# New compact camera recomendations



## tmitch45 (Jul 29, 2006)

I'm a keen (very) amateur and use my Nikon D7000 on holidays and days out but with 2 small children and enough stuff to carry already I'm finding it a real pain at the moment to have around. I mainly wanted the D7000 for landscapes, sports and motorsports which we attend regularly. My wife suggested we get a good quality compact camera that she could use as well (at the moment I'm not in 90% of family pictures!) and carry in her handbag.

So I'm after recommendations for a decent quality compact that's relatively simple to use but still has an amount of adjustment for creative photography and minimal lag for motorsports.


----------



## Shiny (Apr 23, 2007)

http://www.canon.co.uk/for_home/product_finder/cameras/digital_camera/powershot/powershot_s120/

I've got the earlier S100 model, great little camera for the money.


----------



## camerashy (Feb 9, 2014)

Check out the Sony RX100 range.
You won't find any compact camera perfect for motor sport photography


----------



## tmitch45 (Jul 29, 2006)

camerashy said:


> Check out the Sony RX100 range.
> You won't find any compact camera perfect for motor sport photography


Thanks mate, I'm not expecting perfect lag free photography just something that will produce reasonable motorsport shots in an emergency.


----------



## Buck (Jan 16, 2008)

Depends on budget but a few compact options with the older versions of the Canon S and Sony RX100 now available for reasonable money.

I have the Canon S95 and it is tiny but still produces some great shots and has lots of adjustments/settings etc. (I bought it so that I can shoot in RAW)

Canon S95/S100/S120
Canon G7X

Sony RX 100 I/II/III

PS Canon G7X is on my "to buy" list soon


----------



## LSpec (Apr 7, 2013)

nikon s9700 or sony hx50, both great cameras with big zoom. and not expensive


----------



## Peugeot (Apr 19, 2014)

tmitch45 said:


> I'm a keen (very) amateur and use my Nikon D7000 on holidays and days out but with 2 small children and enough stuff to carry already I'm finding it a real pain at the moment to have around. I mainly wanted the D7000 for landscapes, sports and motorsports which we attend regularly. My wife suggested we get a good quality compact camera that she could use as well (at the moment I'm not in 90% of family pictures!) and carry in her handbag.
> 
> So I'm after recommendations for a decent quality compact that's relatively simple to use but still has an amount of adjustment for creative photography and minimal lag for motorsports.

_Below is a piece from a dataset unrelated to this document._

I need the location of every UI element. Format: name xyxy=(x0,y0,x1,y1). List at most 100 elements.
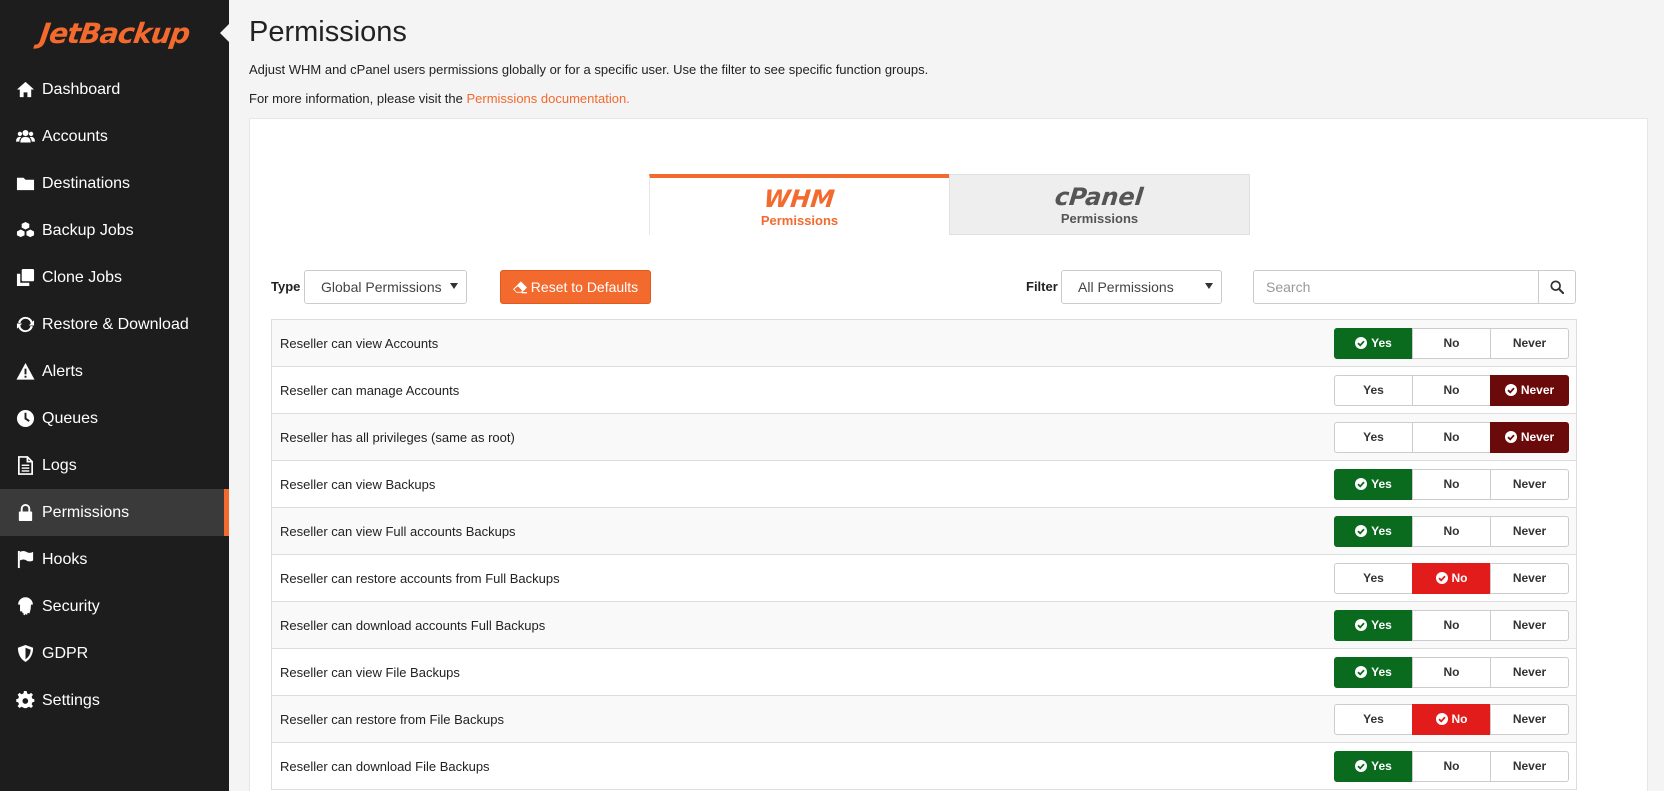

Here is a link what is the best small camera for you and your family
http://www.pocket-lint.com/news/124...hangeable-lens-cameras-available-to-buy-today


----------



## Mick (Jan 23, 2010)

Peugeot said:


> As other members have given you their opinions on what camera, I will give you mine, I have been in this hobby for over fours years with an DSLR canon camera, i find it much easy to work with and learn more than just point & shoot, I can change over the lenses for the right job also change how much light that comes in the camera knowing that I will capture image the way I see it.
> 
> It's all about the size and type of light sensor are significant it's clear there's an obvious physical size difference between a point and shoot camera and a DSLR. This is predominately due to size of the sensor contained in the camera. The sensors found in DLSR models are much larger than those within point and shoot cameras, thus producing clearer images with less distortion and noise.
> 
> ...


did you read the OP? he has a D7000 already which is a DSLR, and is looking for a compact because, its compact :lol:


----------



## Peugeot (Apr 19, 2014)

Mick said:


> did you read the OP? he has a D7000 already which is a DSLR, and is looking for a compact because, its compact


no I didn't read right my mistake, now I have change it for a compact camera link thanks for point it out But I don't know why you had to "lol" about it just a mistake. anyone can make


----------



## Mick (Jan 23, 2010)

Peugeot said:


> no I didn't read right my mistake, now I have change it for a compact camera link thanks for point it out But I don't know why you had to "lol" about it just a mistake. anyone can make


I put a :lol:, for exactly that reason, its a daft mistake that anyone could have made - no need to take it so seriously 

@ the OP. if it were my money I would be looking at something like a Panasonic TZ-60, but I'm not sure what sort of budget you had in mind :thumb:


----------



## GleemSpray (Jan 26, 2014)

I bought the original Sony RX 100 when it first came out and am still amazed and delighted by the quality you get from a compact that will actually fit into the pocket of your jeans.


----------



## Peugeot (Apr 19, 2014)

Mick said:


> I put a :lol:, for exactly that reason, its a daft mistake that anyone could have made - no need to take it so seriously
> 
> @ the OP. if it were my money I would be looking at something like a Panasonic TZ-60, but I'm not sure what sort of budget you had in mind :thumb:


So why just didn't you just reply in text to me? it's really seems to me some of the "Distinguished Detailer" & "OCD Sufferer (Obsessive Car Detailer)" are wind up merchants of this forum just to pick on member like me..

I will remember your username.


----------



## tmitch45 (Jul 29, 2006)

Guys chill out its amazing how a simple please advise me about camera's thread can turn into an argument.

Thanks for all the replies guys I'm having a look at a few of the most popularly mentioned models from those discussed in this thread.


----------



## Mick (Jan 23, 2010)

Peugeot said:


> I will remember your username.




Moving on...

Theres loads of decent compacts about at the moment tmitch, I dont envy you. Odds are you wont buy a "bad" one anyway, just a case of getting one that matches your budget & that has any sot of special features you want like optical zoom, image stabilisation etc.


----------



## Paul.D (Jun 26, 2013)

What sort of budget are you planning on spending ?


----------



## foodstampz (Apr 7, 2012)

Lumia 1020.


----------